Scientific classification
- Kingdom: Animalia
- Phylum: Chordata
- Class: Actinopterygii
- Order: Gobiiformes
- Family: Gobiidae
- Genus: Benthophilus
- Species: B. leobergius
- Binomial name: Benthophilus leobergius L. S. Berg, 1949
- Synonyms: Benthophilus stellatus leobergius L. S. Berg, 1949;

= Caspian stellate tadpole-goby =

- Authority: L. S. Berg, 1949
- Conservation status: LC
- Synonyms: Benthophilus stellatus leobergius L. S. Berg, 1949

Species of fish

The Caspian stellate tadpole-goby (Benthophilus leobergius), also known as the starry goby, is a species of gobiid fish endemic to the Caspian Sea basin.

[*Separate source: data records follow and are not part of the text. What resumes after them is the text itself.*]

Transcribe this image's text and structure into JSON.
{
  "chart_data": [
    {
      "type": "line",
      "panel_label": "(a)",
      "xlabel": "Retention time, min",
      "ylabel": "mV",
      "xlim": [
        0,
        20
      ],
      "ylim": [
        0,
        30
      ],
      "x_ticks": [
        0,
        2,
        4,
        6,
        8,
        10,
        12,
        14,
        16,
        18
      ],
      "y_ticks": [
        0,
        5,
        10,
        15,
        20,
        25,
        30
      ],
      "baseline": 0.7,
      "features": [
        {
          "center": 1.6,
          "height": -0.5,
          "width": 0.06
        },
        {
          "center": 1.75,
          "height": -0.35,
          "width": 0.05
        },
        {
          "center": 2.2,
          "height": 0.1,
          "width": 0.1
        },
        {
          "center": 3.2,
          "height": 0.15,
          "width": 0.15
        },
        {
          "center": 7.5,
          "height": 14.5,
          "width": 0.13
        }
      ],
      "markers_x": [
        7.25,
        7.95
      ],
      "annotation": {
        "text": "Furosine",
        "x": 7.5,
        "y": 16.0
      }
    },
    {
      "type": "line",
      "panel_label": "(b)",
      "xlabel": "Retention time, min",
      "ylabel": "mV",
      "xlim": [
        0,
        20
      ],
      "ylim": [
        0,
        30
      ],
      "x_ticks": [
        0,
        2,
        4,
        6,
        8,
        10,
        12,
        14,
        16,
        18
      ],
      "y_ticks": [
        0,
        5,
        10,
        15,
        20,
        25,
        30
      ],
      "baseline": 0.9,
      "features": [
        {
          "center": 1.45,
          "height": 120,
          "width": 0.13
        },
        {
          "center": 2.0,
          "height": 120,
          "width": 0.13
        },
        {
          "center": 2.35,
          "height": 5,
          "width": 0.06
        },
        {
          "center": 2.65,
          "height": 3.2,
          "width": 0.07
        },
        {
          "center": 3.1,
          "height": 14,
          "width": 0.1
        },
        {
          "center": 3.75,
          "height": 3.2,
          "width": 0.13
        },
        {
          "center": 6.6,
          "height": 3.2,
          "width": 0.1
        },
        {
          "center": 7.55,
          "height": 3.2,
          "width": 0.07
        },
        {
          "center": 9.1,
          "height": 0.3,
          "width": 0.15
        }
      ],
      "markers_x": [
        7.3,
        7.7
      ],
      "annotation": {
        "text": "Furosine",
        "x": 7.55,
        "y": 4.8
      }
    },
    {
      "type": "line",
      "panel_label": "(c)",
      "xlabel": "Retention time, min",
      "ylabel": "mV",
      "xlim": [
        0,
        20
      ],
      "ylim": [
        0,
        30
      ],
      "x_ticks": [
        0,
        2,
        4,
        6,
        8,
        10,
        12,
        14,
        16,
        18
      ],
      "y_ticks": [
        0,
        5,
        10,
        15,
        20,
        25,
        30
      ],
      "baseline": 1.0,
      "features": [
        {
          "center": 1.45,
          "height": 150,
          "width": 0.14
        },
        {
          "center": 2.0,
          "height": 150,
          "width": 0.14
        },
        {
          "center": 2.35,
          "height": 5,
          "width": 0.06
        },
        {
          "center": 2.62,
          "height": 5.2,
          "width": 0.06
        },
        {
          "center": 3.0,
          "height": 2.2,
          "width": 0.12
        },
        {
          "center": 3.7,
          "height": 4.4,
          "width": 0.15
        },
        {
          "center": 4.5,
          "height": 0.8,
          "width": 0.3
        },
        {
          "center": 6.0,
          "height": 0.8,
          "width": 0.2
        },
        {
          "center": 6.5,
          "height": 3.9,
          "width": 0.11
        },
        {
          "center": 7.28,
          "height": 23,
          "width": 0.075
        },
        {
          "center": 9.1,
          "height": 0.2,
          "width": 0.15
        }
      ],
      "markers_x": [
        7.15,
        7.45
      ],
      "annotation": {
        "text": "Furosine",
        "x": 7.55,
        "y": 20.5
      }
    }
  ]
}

It is widespread along all coasts of the Caspian Sea with exception of the central-eastern, and in the lowest part of the Volga River. In the southern part of the basin, it is mentioned near the Ogurja Ada, in the Gorgansky Bay, and in the Sefīd-Rūd River. This species can reach a length of 10 cm SL.

The fish was named by Boris Ilyin after the ichthyologist and geographer Leo S. Berg, and properly taxonomically described by Berg himself the same year, then as a subspecies of Benthophilus stellatus (i.e. B. stellatus leobergius).
 The specific name is a latinisation of Berg's name.